Solar

Decision May Halt Aussie Solar Industry

According to the Australian Business Council for Sustainable Energy (ABCSE), the country’s solar power industry may come to a grinding halt following a decision by the Australia Greenhouse Office (AGO) to cap grants for new solar power systems.

Carlton,Victoria, Australia – February 27, 2003 [SolarAccess.com] Due to overwhelming demand, the AGO’s program to support households install solar power or photovoltaic (PV) systems has been capped at AU$100,000 (US$61,000) per month to enable the program to continue until the end of the financial year. Only 14 household systems now can be supported each month Australia-wide. “Unfortunately, this does not even cover the applications already submitted under the program,” said Ric Brazzale, executive director of ABCSE. “This means Australia’s solar power industry will effectively come to an immediate grinding halt.” The Howard Government announced the introduction of the solar program in 1999 as part of a suite of greenhouse initiatives. Prior to this PV systems were tax exempt. The program started on January 1, 2000 and provides households that install a PV system a rebate of AU$5/watt (US$3), up to a maximum of AU$7500 (US$4,500) per household.
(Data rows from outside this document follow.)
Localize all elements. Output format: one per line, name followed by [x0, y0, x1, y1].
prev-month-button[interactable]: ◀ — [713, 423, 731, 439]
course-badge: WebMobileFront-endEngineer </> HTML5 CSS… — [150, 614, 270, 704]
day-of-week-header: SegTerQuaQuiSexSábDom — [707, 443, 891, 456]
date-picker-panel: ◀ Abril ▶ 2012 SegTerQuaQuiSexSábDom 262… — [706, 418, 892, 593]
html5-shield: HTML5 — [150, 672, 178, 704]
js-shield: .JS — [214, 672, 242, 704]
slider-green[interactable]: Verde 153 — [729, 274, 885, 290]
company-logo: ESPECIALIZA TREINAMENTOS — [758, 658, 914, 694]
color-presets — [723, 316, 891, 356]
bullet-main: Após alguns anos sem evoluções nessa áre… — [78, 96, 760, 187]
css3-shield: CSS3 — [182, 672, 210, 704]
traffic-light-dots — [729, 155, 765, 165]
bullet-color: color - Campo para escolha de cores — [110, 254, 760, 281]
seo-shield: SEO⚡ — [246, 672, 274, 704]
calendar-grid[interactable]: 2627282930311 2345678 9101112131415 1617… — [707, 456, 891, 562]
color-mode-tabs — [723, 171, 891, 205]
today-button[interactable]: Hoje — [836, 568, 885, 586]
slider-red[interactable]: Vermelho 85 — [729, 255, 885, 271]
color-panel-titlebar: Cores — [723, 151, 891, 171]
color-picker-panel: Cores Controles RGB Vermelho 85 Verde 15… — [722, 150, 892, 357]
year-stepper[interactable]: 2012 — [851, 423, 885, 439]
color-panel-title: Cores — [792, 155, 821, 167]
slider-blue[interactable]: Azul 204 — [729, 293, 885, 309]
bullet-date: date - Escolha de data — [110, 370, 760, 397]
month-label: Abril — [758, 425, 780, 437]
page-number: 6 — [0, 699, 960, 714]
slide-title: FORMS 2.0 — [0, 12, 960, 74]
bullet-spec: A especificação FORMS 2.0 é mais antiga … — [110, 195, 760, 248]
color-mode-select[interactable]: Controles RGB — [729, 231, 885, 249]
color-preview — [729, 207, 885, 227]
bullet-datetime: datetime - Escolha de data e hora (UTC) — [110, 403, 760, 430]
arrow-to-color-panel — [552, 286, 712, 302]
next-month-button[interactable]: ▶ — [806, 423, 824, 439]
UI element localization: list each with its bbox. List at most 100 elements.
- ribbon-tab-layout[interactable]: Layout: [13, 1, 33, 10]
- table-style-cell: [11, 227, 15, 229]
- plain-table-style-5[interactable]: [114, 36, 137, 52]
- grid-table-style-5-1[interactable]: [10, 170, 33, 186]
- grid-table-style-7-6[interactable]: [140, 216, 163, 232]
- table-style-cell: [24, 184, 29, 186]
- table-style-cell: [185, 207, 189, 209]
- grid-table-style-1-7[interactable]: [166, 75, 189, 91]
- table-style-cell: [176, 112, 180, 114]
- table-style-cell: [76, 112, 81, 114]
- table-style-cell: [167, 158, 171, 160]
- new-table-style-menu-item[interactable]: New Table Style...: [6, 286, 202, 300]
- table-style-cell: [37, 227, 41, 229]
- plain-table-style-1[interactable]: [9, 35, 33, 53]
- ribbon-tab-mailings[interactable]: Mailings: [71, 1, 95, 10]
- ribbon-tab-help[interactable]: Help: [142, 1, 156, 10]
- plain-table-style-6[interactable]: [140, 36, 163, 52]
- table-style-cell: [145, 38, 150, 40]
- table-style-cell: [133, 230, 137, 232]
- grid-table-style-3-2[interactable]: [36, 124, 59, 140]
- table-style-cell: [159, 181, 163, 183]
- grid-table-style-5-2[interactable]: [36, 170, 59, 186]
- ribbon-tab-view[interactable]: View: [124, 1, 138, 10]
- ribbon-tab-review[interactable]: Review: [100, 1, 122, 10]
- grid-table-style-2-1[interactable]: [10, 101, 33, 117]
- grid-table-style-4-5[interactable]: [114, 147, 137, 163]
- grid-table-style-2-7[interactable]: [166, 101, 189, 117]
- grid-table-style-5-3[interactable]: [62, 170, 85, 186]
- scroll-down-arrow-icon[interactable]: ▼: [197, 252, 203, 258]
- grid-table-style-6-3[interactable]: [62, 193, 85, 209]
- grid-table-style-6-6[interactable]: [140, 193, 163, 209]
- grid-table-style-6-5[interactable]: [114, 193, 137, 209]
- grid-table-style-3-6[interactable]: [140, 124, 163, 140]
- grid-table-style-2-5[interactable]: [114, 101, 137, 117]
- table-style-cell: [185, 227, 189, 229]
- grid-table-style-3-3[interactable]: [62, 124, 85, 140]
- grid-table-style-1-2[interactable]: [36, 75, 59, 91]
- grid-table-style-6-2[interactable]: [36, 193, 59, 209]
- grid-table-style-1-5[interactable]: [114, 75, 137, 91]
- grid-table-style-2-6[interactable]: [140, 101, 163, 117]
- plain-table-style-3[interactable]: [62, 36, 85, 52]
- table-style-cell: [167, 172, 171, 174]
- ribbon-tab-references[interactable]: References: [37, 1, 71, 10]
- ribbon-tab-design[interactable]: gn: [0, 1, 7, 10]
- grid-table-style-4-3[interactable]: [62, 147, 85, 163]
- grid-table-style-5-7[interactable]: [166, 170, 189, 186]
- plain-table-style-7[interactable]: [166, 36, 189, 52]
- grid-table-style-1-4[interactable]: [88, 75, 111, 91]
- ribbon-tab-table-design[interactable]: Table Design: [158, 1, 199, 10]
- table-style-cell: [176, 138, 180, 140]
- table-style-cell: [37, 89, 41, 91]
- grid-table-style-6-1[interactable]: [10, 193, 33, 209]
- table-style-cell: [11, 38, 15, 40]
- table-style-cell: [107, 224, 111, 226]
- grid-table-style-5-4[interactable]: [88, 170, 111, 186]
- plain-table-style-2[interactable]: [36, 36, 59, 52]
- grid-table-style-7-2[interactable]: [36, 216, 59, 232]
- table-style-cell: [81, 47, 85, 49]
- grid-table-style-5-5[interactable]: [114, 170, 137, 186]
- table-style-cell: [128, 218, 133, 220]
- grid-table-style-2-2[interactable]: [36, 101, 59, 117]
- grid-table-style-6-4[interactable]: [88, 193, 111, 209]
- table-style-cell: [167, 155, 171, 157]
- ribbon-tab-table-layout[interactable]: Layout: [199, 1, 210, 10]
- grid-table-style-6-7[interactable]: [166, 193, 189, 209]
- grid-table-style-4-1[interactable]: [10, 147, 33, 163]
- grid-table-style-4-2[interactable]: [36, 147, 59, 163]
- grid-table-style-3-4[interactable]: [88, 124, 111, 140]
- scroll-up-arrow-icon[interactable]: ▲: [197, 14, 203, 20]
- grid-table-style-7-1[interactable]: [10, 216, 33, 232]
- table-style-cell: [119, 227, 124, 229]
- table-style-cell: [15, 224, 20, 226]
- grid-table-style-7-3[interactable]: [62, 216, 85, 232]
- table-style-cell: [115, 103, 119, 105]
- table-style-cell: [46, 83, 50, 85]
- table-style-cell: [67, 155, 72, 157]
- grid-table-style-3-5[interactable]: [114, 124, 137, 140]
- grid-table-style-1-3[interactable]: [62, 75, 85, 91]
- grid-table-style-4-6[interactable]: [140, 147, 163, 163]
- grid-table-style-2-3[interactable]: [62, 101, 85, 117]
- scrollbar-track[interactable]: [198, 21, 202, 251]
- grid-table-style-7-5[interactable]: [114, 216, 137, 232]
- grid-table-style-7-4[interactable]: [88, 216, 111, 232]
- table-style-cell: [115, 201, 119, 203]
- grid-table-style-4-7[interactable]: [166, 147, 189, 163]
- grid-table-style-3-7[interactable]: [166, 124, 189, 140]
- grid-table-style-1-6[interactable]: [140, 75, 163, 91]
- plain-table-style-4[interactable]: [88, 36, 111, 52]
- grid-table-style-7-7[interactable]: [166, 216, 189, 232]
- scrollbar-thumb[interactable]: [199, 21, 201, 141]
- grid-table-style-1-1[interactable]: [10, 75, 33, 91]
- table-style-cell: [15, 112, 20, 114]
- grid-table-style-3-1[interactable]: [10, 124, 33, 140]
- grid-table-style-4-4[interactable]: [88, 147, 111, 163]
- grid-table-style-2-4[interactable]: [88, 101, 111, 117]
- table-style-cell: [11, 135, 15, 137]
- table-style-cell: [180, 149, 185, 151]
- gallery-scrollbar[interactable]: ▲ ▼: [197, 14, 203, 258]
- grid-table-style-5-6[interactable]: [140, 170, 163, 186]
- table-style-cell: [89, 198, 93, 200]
The rebate is designed to stimulate Australia’s emerging solar power industry. “This decision creates massive uncertainty for the industry and the 1000 people it employs,” said Brazzale. “Sales will now halt until July 1, then may continue for a couple of months and then we don’t know. This makes business planning impossible and threatens jobs and many small businesses.” According to the BCSE, as a matter of priority the Government should: 1) Increase the cap on monthly system approvals from AUD$100,000 (US$61,000) to AUD$800,000 (US$486,000) by the reallocation of funding from other AGO programs that we understand have been under spent; and 2) Work with industry to develop an effective PV industry development and support program to replace the PV program when funding would effectively cease by June 30, 2003. “The Government’s solar program has done a great job to date and it would be a shame for that good work to be undone so quickly,” said Brazzale. “Australia has some of the greatest solar technology and expertise anywhere in the world and this comes at a time when the community is more concerned about climate change and it impact than ever before. Solar PV is one of the ways the community can directly have an impact and indeed and the community has demonstrated strong support for it.”